Les prévisions météorologiques les plus récentes ne proviennent pas de centres terrestres mais d'un objet solitaire errant dans le cosmos.
Ce corps céleste nommé SIMP-0136, situé à environ 20 années-lumière dans la constellation des Poissons, représente une catégorie intermédiaire entre planète et étoile. Les astronomes le classent comme naine brune, un objet qui s'est formé par l'effondrement de nuages de gaz mais dont la masse reste insuffisante pour déclencher la fusion nucléaire de l'hydrogène en son cœur. Âgé d'environ 200 millions d'années, cet objet vagabond tourne sur lui-même en seulement deux heures et demie tout en dérivant librement dans l'espace interstellaire.
Les aurores sur le monde vagabond SIMP-0136 réchauffent son atmosphère supérieure selon les observations du télescope spatial James Webb.
Crédit: Evert Nasedkin/Trinity College Dublin
Grâce aux capacités exceptionnelles du télescope spatial James Webb, les scientifiques ont pu établir le bulletin météorologique le plus détaillé jamais réalisé pour ce type d'objet céleste. L'étude publiée le 26 septembre dans
Astronomy & Astrophysics représente la première observation directe des variations atmosphériques d'une naine brune pendant sa rotation complète. Les instruments hypersensibles du télescope ont capturé des changements infimes de luminosité permettant de cartographier les différentes couches atmosphériques avec une précision inégalée.
Contrairement aux attentes des chercheurs qui pensaient observer des nuages irréguliers, l'étude révèle que les nuages de SIMP-0136, composés de grains de silicates chauds semblables à du sable, présentent une stabilité remarquable.
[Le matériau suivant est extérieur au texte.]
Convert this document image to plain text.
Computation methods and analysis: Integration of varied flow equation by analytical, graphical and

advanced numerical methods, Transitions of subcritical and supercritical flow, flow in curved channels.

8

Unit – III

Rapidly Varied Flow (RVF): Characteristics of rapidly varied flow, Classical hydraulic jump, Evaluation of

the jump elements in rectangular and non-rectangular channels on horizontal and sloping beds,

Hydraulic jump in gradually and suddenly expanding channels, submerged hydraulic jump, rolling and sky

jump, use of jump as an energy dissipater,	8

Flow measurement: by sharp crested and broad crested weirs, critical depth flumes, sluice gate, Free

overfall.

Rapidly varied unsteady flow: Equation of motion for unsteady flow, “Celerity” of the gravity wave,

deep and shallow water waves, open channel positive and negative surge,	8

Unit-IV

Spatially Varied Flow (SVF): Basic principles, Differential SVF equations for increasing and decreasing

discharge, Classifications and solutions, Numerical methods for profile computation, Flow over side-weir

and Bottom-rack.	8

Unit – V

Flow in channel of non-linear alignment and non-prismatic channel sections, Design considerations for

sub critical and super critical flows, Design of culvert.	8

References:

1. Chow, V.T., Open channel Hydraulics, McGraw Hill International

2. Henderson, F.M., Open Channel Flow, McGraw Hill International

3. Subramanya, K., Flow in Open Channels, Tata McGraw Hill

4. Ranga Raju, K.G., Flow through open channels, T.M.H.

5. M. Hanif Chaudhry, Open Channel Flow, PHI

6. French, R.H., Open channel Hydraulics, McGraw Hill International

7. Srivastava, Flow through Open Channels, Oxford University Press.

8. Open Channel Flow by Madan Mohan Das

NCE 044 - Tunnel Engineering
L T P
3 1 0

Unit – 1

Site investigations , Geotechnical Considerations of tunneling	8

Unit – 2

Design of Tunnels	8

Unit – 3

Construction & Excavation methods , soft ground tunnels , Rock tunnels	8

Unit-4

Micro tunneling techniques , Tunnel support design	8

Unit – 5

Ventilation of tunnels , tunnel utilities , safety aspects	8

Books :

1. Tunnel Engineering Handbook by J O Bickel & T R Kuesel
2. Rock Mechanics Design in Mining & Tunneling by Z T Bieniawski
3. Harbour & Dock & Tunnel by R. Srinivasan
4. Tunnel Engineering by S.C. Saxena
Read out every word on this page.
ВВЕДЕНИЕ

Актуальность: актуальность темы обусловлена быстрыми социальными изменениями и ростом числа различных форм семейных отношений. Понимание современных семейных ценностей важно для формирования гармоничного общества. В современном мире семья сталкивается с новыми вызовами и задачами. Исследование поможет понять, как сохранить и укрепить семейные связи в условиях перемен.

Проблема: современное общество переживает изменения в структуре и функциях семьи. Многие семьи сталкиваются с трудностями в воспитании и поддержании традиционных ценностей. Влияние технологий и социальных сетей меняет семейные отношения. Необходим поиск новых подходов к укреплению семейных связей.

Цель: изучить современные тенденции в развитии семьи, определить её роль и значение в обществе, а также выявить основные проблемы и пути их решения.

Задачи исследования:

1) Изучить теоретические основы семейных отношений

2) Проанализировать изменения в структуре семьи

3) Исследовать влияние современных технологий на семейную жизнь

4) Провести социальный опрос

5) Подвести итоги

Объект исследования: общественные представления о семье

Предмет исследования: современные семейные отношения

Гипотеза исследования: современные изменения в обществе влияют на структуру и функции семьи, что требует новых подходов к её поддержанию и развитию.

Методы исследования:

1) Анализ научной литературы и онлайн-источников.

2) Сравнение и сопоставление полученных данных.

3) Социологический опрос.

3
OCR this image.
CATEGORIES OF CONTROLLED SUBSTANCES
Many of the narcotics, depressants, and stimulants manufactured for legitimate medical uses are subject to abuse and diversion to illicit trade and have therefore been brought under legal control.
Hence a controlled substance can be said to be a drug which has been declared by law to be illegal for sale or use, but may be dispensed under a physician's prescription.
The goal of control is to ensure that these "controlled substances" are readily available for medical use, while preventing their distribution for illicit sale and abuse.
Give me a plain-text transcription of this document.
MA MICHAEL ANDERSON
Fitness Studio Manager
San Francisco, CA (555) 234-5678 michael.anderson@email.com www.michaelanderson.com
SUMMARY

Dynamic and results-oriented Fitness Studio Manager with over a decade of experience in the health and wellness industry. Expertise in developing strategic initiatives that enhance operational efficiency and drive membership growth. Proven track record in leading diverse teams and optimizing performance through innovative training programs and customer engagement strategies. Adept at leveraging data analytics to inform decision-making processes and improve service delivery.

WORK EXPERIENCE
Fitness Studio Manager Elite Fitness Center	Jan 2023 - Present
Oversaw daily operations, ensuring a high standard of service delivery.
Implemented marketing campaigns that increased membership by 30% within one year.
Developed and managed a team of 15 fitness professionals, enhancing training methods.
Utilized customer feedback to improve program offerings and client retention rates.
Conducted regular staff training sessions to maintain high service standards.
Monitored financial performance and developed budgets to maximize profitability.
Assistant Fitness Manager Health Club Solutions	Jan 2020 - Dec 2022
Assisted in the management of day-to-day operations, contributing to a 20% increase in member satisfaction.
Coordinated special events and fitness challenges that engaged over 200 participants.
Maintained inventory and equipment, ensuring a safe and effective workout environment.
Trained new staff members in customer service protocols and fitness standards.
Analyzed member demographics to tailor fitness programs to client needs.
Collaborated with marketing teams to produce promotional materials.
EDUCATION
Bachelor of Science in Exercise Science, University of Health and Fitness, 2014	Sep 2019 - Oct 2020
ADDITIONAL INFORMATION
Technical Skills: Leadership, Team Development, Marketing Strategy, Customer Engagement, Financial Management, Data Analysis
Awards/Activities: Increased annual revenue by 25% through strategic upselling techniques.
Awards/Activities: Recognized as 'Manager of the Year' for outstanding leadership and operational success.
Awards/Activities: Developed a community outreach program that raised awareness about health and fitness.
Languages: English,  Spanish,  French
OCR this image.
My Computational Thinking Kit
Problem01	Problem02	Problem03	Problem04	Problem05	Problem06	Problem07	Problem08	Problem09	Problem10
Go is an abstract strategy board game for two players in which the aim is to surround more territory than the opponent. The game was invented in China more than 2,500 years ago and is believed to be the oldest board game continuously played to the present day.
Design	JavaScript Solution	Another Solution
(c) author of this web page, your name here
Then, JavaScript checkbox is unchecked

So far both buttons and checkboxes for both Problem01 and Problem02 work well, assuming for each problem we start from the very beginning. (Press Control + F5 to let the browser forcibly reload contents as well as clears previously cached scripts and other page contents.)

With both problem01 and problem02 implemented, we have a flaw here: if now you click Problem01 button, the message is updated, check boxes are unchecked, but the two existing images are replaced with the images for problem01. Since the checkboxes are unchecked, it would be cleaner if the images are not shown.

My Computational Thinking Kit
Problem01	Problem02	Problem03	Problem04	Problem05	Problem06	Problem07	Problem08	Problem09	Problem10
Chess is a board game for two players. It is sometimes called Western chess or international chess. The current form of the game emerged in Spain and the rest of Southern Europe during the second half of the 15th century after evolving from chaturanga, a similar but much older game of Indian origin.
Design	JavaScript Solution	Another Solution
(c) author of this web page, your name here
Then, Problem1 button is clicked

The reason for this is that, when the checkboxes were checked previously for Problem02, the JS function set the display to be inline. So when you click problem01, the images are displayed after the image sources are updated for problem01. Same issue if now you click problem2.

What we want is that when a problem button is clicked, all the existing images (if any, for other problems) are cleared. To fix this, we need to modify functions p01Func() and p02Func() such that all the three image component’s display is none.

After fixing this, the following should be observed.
La véritable surprise se situe dans les couches atmosphériques supérieures où les scientifiques ont découvert une zone surchauffée d'environ 300 degrés Celsius au-dessus des prévisions théoriques. Ce réchauffement exceptionnel serait provoqué par une activité aurorale intense.
Le mécanisme des aurores sur SIMP-0136 diffère fondamentalement de celui observé sur Terre. Alors que nos aurores résultent de l'interaction entre les particules chargées du vent solaire et notre champ magnétique, la naine brune possède un champ magnétique considérablement plus puissant. Cette intensité amplifie le phénomène au point où les particules énergétiques, en percutant l'atmosphère, non seulement produisent une luminescence intense mais transfèrent également suffisamment d'énergie pour réchauffer significativement les couches atmosphériques supérieures.
Les observations du télescope James Webb ont également détecté des variations thermiques subtiles, inférieures à 5 degrés Celsius, dans les couches atmosphériques plus profondes. Ces légères fluctuations pourraient correspondre à d'immenses systèmes orageux analogues à la Grande Tache Rouge de Jupiter se déplaçant à la surface pendant la rotation de l'objet. Les naines brunes comme SIMP-0136 offrent des conditions d'observation privilégiées car elles ne sont pas éblouies par la proximité d'une étoile parente, permettant ainsi d'étudier des phénomènes atmosphériques qui pourraient également exister sur des exoplanètes géantes.
Les naines brunes: ces étoiles "ratées"
Les naines brunes occupent une position unique dans le catalogue des objets célestes, se situant à la frontière entre les planètes géantes et les étoiles. Leur formation commence comme celle des étoiles, par l'effondrement gravitationnel d'un nuage de gaz et de poussières interstellaires. Cependant, leur masse reste insuffisante, généralement entre 13 et 80 fois celle de Jupiter, pour atteindre le seuil critique permettant la fusion stable de l'hydrogène en hélium.
Contrairement aux étoiles qui brillent grâce aux réactions nucléaires en leur cœur, les naines brunes émettent principalement de la chaleur résiduelle provenant de leur contraction gravitationnelle. Au cours de leur existence, elles se refroidissent progressivement, passant de températures pouvant atteindre 2 000 degrés Celsius pour les plus jeunes à quelques centaines de degrés pour les plus âgées. Cette évolution thermique influence directement leur classification spectrale.
Leur atmosphère présente des caractéristiques particulières avec la formation de nuages composés de minéraux vaporisés. Dans les naines brunes les plus chaudes, on observe des nuages de fer et de silicates, tandis que dans les plus froides apparaissent des nuages d'eau et d'ammoniac. Ces structures nuageuses créent des motifs à la surface, similaires aux systèmes météorologiques des planètes géantes.
Les naines brunes constituent des laboratoires naturels pour étudier les phénomènes atmosphériques dans des conditions extrêmes. Leur étude aide les scientifiques à développer des modèles pour comprendre les atmosphères des exoplanètes géantes, particulièrement celles qui orbitent loin de leur étoile hôte et présentent des conditions thermiques comparables.